Testing operations extends from strategy and planning through execution and reporting. Teams need a multi-faceted approach to scaling their test automation projects to avoid shifting bottlenecks from one area to another. 

To simplify this discussion, we will focus on four pillars of software testing and discuss how each can be adapted to enable more efficient operations. 

Test planning

Planning should align with the overall testing strategy yet be more specific to the current project or feature in development. Planning determines what and how the capability should be tested and the expected exit criteria. 

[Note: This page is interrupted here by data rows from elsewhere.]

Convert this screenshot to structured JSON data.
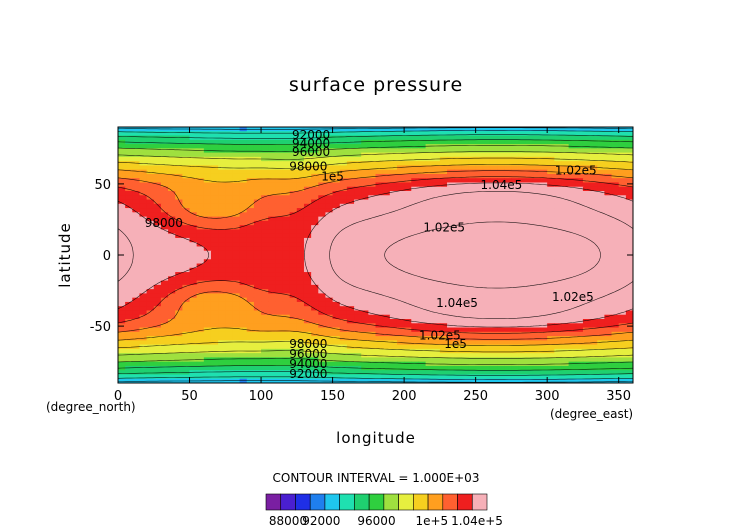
{
  "chart_data": {
    "type": "heatmap",
    "title": "surface pressure",
    "xlabel": "longitude",
    "ylabel": "latitude",
    "x_unit": "(degree_east)",
    "y_unit": "(degree_north)",
    "xlim": [
      0,
      360
    ],
    "ylim": [
      -90,
      90
    ],
    "x_ticks": [
      0,
      50,
      100,
      150,
      200,
      250,
      300,
      350
    ],
    "y_ticks": [
      -50,
      0,
      50
    ],
    "contour_interval_text": "CONTOUR INTERVAL = 1.000E+03",
    "contour_labels": [
      {
        "text": "92000",
        "lon": 135,
        "lat": 84
      },
      {
        "text": "94000",
        "lon": 135,
        "lat": 78
      },
      {
        "text": "96000",
        "lon": 135,
        "lat": 72
      },
      {
        "text": "98000",
        "lon": 133,
        "lat": 62
      },
      {
        "text": "1e5",
        "lon": 150,
        "lat": 55
      },
      {
        "text": "98000",
        "lon": 32,
        "lat": 22
      },
      {
        "text": "1.04e5",
        "lon": 268,
        "lat": 49
      },
      {
        "text": "1.02e5",
        "lon": 320,
        "lat": 59
      },
      {
        "text": "1.02e5",
        "lon": 228,
        "lat": 19
      },
      {
        "text": "1.02e5",
        "lon": 318,
        "lat": -30
      },
      {
        "text": "1.04e5",
        "lon": 237,
        "lat": -34
      },
      {
        "text": "1.02e5",
        "lon": 225,
        "lat": -57
      },
      {
        "text": "1e5",
        "lon": 236,
        "lat": -63
      },
      {
        "text": "98000",
        "lon": 133,
        "lat": -63
      },
      {
        "text": "96000",
        "lon": 133,
        "lat": -70
      },
      {
        "text": "94000",
        "lon": 133,
        "lat": -77
      },
      {
        "text": "92000",
        "lon": 133,
        "lat": -84
      }
    ],
    "colorbar": {
      "colors": [
        "#7a1fa2",
        "#4a1fd0",
        "#1f2fe6",
        "#1f7fee",
        "#1fc6ee",
        "#1fe0b0",
        "#1fd070",
        "#2fcf3f",
        "#9fe03f",
        "#e6ef3f",
        "#f6cf1f",
        "#ff9f1f",
        "#ff6030",
        "#ef1f1f",
        "#f6b0b8"
      ],
      "labels": [
        "88000",
        "92000",
        "96000",
        "1e+5",
        "1.04e+5"
      ]
    }
  }
}
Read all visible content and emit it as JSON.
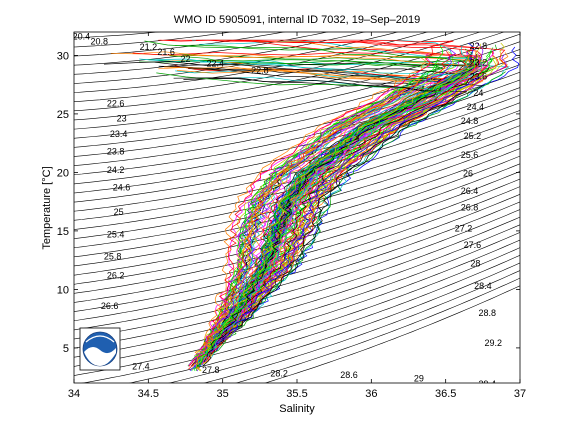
{
  "chart_data": {
    "type": "line",
    "title": "WMO ID 5905091, internal ID 7032, 19–Sep–2019",
    "xlabel": "Salinity",
    "ylabel": "Temperature [°C]",
    "xlim": [
      34,
      37
    ],
    "ylim": [
      2,
      32
    ],
    "xticks": [
      34,
      34.5,
      35,
      35.5,
      36,
      36.5,
      37
    ],
    "xtick_labels": [
      "34",
      "34.5",
      "35",
      "35.5",
      "36",
      "36.5",
      "37"
    ],
    "yticks": [
      5,
      10,
      15,
      20,
      25,
      30
    ],
    "ytick_labels": [
      "5",
      "10",
      "15",
      "20",
      "25",
      "30"
    ],
    "grid": false,
    "isopycnal_labels": [
      {
        "text": "20.4",
        "s": 34.05,
        "t": 31.6
      },
      {
        "text": "20.8",
        "s": 34.17,
        "t": 31.2
      },
      {
        "text": "21.2",
        "s": 34.5,
        "t": 30.7
      },
      {
        "text": "21.6",
        "s": 34.62,
        "t": 30.3
      },
      {
        "text": "22",
        "s": 34.75,
        "t": 29.7
      },
      {
        "text": "22.4",
        "s": 34.95,
        "t": 29.3
      },
      {
        "text": "22.8",
        "s": 35.25,
        "t": 28.7
      },
      {
        "text": "22.6",
        "s": 34.28,
        "t": 25.9
      },
      {
        "text": "23",
        "s": 34.32,
        "t": 24.6
      },
      {
        "text": "23.4",
        "s": 34.3,
        "t": 23.3
      },
      {
        "text": "23.8",
        "s": 34.28,
        "t": 21.8
      },
      {
        "text": "24.2",
        "s": 34.28,
        "t": 20.2
      },
      {
        "text": "24.6",
        "s": 34.32,
        "t": 18.7
      },
      {
        "text": "25",
        "s": 34.3,
        "t": 16.6
      },
      {
        "text": "25.4",
        "s": 34.28,
        "t": 14.7
      },
      {
        "text": "25.8",
        "s": 34.26,
        "t": 12.8
      },
      {
        "text": "26.2",
        "s": 34.28,
        "t": 11.2
      },
      {
        "text": "26.6",
        "s": 34.24,
        "t": 8.6
      },
      {
        "text": "27.4",
        "s": 34.45,
        "t": 3.4
      },
      {
        "text": "27.8",
        "s": 34.92,
        "t": 3.1
      },
      {
        "text": "28.2",
        "s": 35.38,
        "t": 2.8
      },
      {
        "text": "28.6",
        "s": 35.85,
        "t": 2.7
      },
      {
        "text": "29",
        "s": 36.32,
        "t": 2.4
      },
      {
        "text": "29.4",
        "s": 36.78,
        "t": 1.9
      },
      {
        "text": "29.2",
        "s": 36.82,
        "t": 5.4
      },
      {
        "text": "28.8",
        "s": 36.78,
        "t": 8.0
      },
      {
        "text": "28.4",
        "s": 36.75,
        "t": 10.3
      },
      {
        "text": "28",
        "s": 36.7,
        "t": 12.2
      },
      {
        "text": "27.6",
        "s": 36.68,
        "t": 13.8
      },
      {
        "text": "27.2",
        "s": 36.62,
        "t": 15.2
      },
      {
        "text": "26.8",
        "s": 36.66,
        "t": 17.0
      },
      {
        "text": "26.4",
        "s": 36.66,
        "t": 18.4
      },
      {
        "text": "26",
        "s": 36.65,
        "t": 19.9
      },
      {
        "text": "25.6",
        "s": 36.66,
        "t": 21.5
      },
      {
        "text": "25.2",
        "s": 36.68,
        "t": 23.1
      },
      {
        "text": "24.8",
        "s": 36.66,
        "t": 24.4
      },
      {
        "text": "24.4",
        "s": 36.7,
        "t": 25.6
      },
      {
        "text": "24",
        "s": 36.72,
        "t": 26.8
      },
      {
        "text": "23.6",
        "s": 36.72,
        "t": 28.2
      },
      {
        "text": "23.2",
        "s": 36.72,
        "t": 29.4
      },
      {
        "text": "22.8",
        "s": 36.72,
        "t": 30.8
      }
    ],
    "series_envelope": {
      "description_points_s": [
        34.8,
        34.95,
        35.1,
        35.2,
        35.3,
        35.38,
        35.45,
        35.6,
        35.8,
        36.0,
        36.3,
        36.5,
        36.7
      ],
      "description_points_t": [
        3.0,
        5.5,
        8.0,
        10.0,
        12.0,
        15.0,
        17.5,
        20.0,
        22.0,
        24.0,
        26.0,
        27.5,
        29.0
      ]
    },
    "logo": "NOAA"
  }
}
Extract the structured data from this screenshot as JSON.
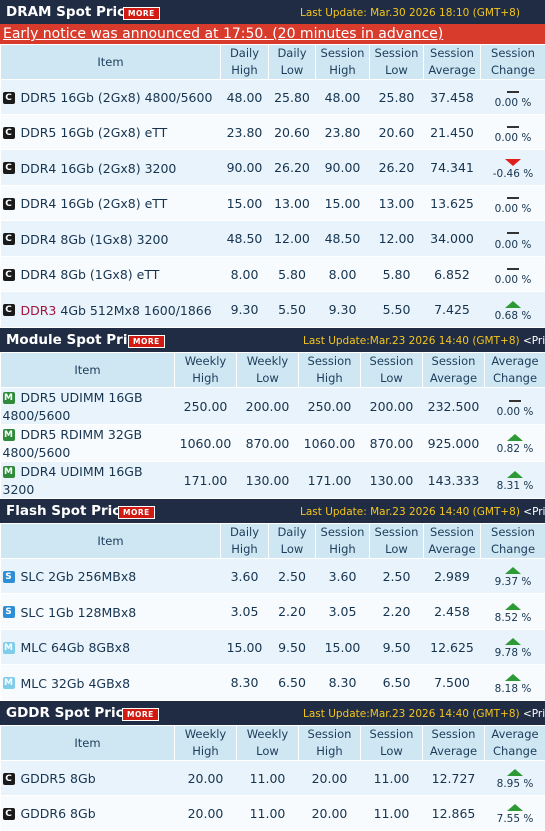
{
  "colors": {
    "up": "#2d9a35",
    "down": "#e0201d",
    "header": "#1f2c44",
    "notice": "#d83a2c"
  },
  "dram": {
    "title": "DRAM Spot Price",
    "more": "MORE",
    "update": "Last Update: Mar.30 2026 18:10 (GMT+8)",
    "notice": "Early notice was announced at 17:50. (20 minutes in advance)",
    "columns": [
      "Item",
      "Daily High",
      "Daily Low",
      "Session High",
      "Session Low",
      "Session Average",
      "Session Change"
    ],
    "rows": [
      {
        "badge": "C",
        "name": "DDR5 16Gb (2Gx8) 4800/5600",
        "v1": "48.00",
        "v2": "25.80",
        "v3": "48.00",
        "v4": "25.80",
        "v5": "37.458",
        "dir": "flat",
        "change": "0.00 %"
      },
      {
        "badge": "C",
        "name": "DDR5 16Gb (2Gx8) eTT",
        "v1": "23.80",
        "v2": "20.60",
        "v3": "23.80",
        "v4": "20.60",
        "v5": "21.450",
        "dir": "flat",
        "change": "0.00 %"
      },
      {
        "badge": "C",
        "name": "DDR4 16Gb (2Gx8) 3200",
        "v1": "90.00",
        "v2": "26.20",
        "v3": "90.00",
        "v4": "26.20",
        "v5": "74.341",
        "dir": "down",
        "change": "-0.46 %"
      },
      {
        "badge": "C",
        "name": "DDR4 16Gb (2Gx8) eTT",
        "v1": "15.00",
        "v2": "13.00",
        "v3": "15.00",
        "v4": "13.00",
        "v5": "13.625",
        "dir": "flat",
        "change": "0.00 %"
      },
      {
        "badge": "C",
        "name": "DDR4 8Gb (1Gx8) 3200",
        "v1": "48.50",
        "v2": "12.00",
        "v3": "48.50",
        "v4": "12.00",
        "v5": "34.000",
        "dir": "flat",
        "change": "0.00 %"
      },
      {
        "badge": "C",
        "name": "DDR4 8Gb (1Gx8) eTT",
        "v1": "8.00",
        "v2": "5.80",
        "v3": "8.00",
        "v4": "5.80",
        "v5": "6.852",
        "dir": "flat",
        "change": "0.00 %"
      },
      {
        "badge": "C",
        "name_prefix": "DDR3",
        "name_rest": " 4Gb 512Mx8 1600/1866",
        "v1": "9.30",
        "v2": "5.50",
        "v3": "9.30",
        "v4": "5.50",
        "v5": "7.425",
        "dir": "up",
        "change": "0.68 %"
      }
    ]
  },
  "module": {
    "title": "Module Spot Price",
    "more": "MORE",
    "update": "Last Update:Mar.23 2026 14:40 (GMT+8)",
    "price_link": "<Price",
    "columns": [
      "Item",
      "Weekly High",
      "Weekly Low",
      "Session High",
      "Session Low",
      "Session Average",
      "Average Change"
    ],
    "rows": [
      {
        "badge": "M",
        "name": "DDR5 UDIMM 16GB 4800/5600",
        "v1": "250.00",
        "v2": "200.00",
        "v3": "250.00",
        "v4": "200.00",
        "v5": "232.500",
        "dir": "flat",
        "change": "0.00 %"
      },
      {
        "badge": "M",
        "name": "DDR5 RDIMM 32GB 4800/5600",
        "v1": "1060.00",
        "v2": "870.00",
        "v3": "1060.00",
        "v4": "870.00",
        "v5": "925.000",
        "dir": "up",
        "change": "0.82 %"
      },
      {
        "badge": "M",
        "name": "DDR4 UDIMM 16GB 3200",
        "v1": "171.00",
        "v2": "130.00",
        "v3": "171.00",
        "v4": "130.00",
        "v5": "143.333",
        "dir": "up",
        "change": "8.31 %"
      }
    ]
  },
  "flash": {
    "title": "Flash Spot Price",
    "more": "MORE",
    "update": "Last Update: Mar.23 2026 14:40 (GMT+8)",
    "price_link": "<Price",
    "columns": [
      "Item",
      "Daily High",
      "Daily Low",
      "Session High",
      "Session Low",
      "Session Average",
      "Session Change"
    ],
    "rows": [
      {
        "badge": "S",
        "name": "SLC 2Gb 256MBx8",
        "v1": "3.60",
        "v2": "2.50",
        "v3": "3.60",
        "v4": "2.50",
        "v5": "2.989",
        "dir": "up",
        "change": "9.37 %"
      },
      {
        "badge": "S",
        "name": "SLC 1Gb 128MBx8",
        "v1": "3.05",
        "v2": "2.20",
        "v3": "3.05",
        "v4": "2.20",
        "v5": "2.458",
        "dir": "up",
        "change": "8.52 %"
      },
      {
        "badge": "M",
        "name": "MLC 64Gb 8GBx8",
        "v1": "15.00",
        "v2": "9.50",
        "v3": "15.00",
        "v4": "9.50",
        "v5": "12.625",
        "dir": "up",
        "change": "9.78 %"
      },
      {
        "badge": "M",
        "name": "MLC 32Gb 4GBx8",
        "v1": "8.30",
        "v2": "6.50",
        "v3": "8.30",
        "v4": "6.50",
        "v5": "7.500",
        "dir": "up",
        "change": "8.18 %"
      }
    ]
  },
  "gddr": {
    "title": "GDDR Spot Price",
    "more": "MORE",
    "update": "Last Update:Mar.23 2026 14:40 (GMT+8)",
    "price_link": "<Price",
    "columns": [
      "Item",
      "Weekly High",
      "Weekly Low",
      "Session High",
      "Session Low",
      "Session Average",
      "Average Change"
    ],
    "rows": [
      {
        "badge": "C",
        "name": "GDDR5 8Gb",
        "v1": "20.00",
        "v2": "11.00",
        "v3": "20.00",
        "v4": "11.00",
        "v5": "12.727",
        "dir": "up",
        "change": "8.95 %"
      },
      {
        "badge": "C",
        "name": "GDDR6 8Gb",
        "v1": "20.00",
        "v2": "11.00",
        "v3": "20.00",
        "v4": "11.00",
        "v5": "12.865",
        "dir": "up",
        "change": "7.55 %"
      }
    ]
  }
}
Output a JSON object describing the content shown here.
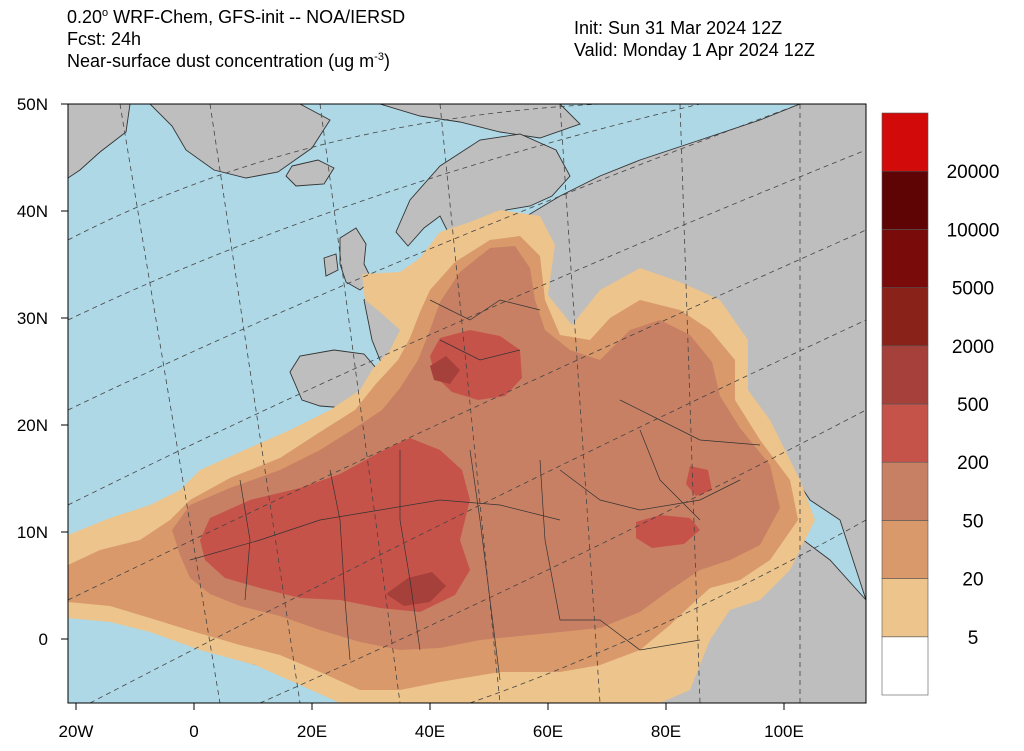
{
  "header": {
    "model_prefix": "0.20",
    "model_deg": "o",
    "model_rest": " WRF-Chem, GFS-init -- NOA/IERSD",
    "forecast": "Fcst: 24h",
    "variable_prefix": "Near-surface dust concentration (ug m",
    "variable_exp": "-3",
    "variable_suffix": ")",
    "init": "Init: Sun 31 Mar 2024  12Z",
    "valid": "Valid: Monday 1 Apr 2024  12Z"
  },
  "axes": {
    "lat_ticks": [
      "50N",
      "40N",
      "30N",
      "20N",
      "10N",
      "0"
    ],
    "lon_ticks": [
      "20W",
      "0",
      "20E",
      "40E",
      "60E",
      "80E",
      "100E"
    ]
  },
  "colorbar": {
    "levels": [
      "5",
      "20",
      "50",
      "200",
      "500",
      "2000",
      "5000",
      "10000",
      "20000"
    ],
    "colors": [
      "#ffffff",
      "#ecc48c",
      "#d9996a",
      "#c88064",
      "#c6534a",
      "#a5403a",
      "#892219",
      "#7a0b0b",
      "#5e0404",
      "#d30a0a"
    ]
  },
  "map_colors": {
    "ocean": "#aed8e6",
    "land": "#bebebe",
    "dust_5": "#ecc48c",
    "dust_20": "#d9996a",
    "dust_50": "#c88064",
    "dust_200": "#c6534a",
    "dust_500": "#a5403a"
  }
}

Planning meetings should occur early in the development cycle and include all relevant stakeholders. Developers understand how new features affect the application and if the changes will have a narrow or broad impact. QA engineers bring testing expertise, including knowledge of current testing assets and limitations. Product owners possess a clear understanding of the expected user experience and motivations. Together, planning helps the team prioritize the tests, often by perceived risk, code complexity, existing coverage, or other variables. 


Management and organization

Management represents the organization and administration of tests, teams, and tools. It can include coordinating who works on tests or which tests to prioritize. 

As your project grows, having clear policies can help improve team communication and minimize confusion that causes friction. For instance, set guidance naming conventions of tests or shared components that are descriptive and meaningful. Explain when and how to use labels to improve consistency and clarity. Organize tests into suites or use folders to align with the application, such as by project, user-type, or feature.

Finally, flaky tests can lower confidence, so treat tests like code and test them before they become blockers in your CI. 

Process control

To scale efficiently, you need processes that help ensure consistency and drive the team to higher standards. Processes are even more critical when teams contain diverse skills and varying tool knowledge. 

Use process controls to ensure that tests are built and maintained to high standards. Features such as read-only master, three-way merges, required reviews, and pull requests can help ensure test updates get proper visibility and approvals by your subject matter experts. 

Reporting and insights

To manage at scale, you need to know more than whether a test passed or failed. You need to understand the state of your application’s quality, how your team is performing, and what actions you can take to make systemic improvements. 

Test results reporting can help you see how your tests are performing. When teams organize tests according to test objectives (such as by feature, project, or user type), they can provide a complete view of release readiness.  

Insights refer to the information you derive from your testing and teams to help you work smarter, triage and prioritize work, or make process improvements. Insights at a personnel level can help identify opportunities for training and team productivity gains.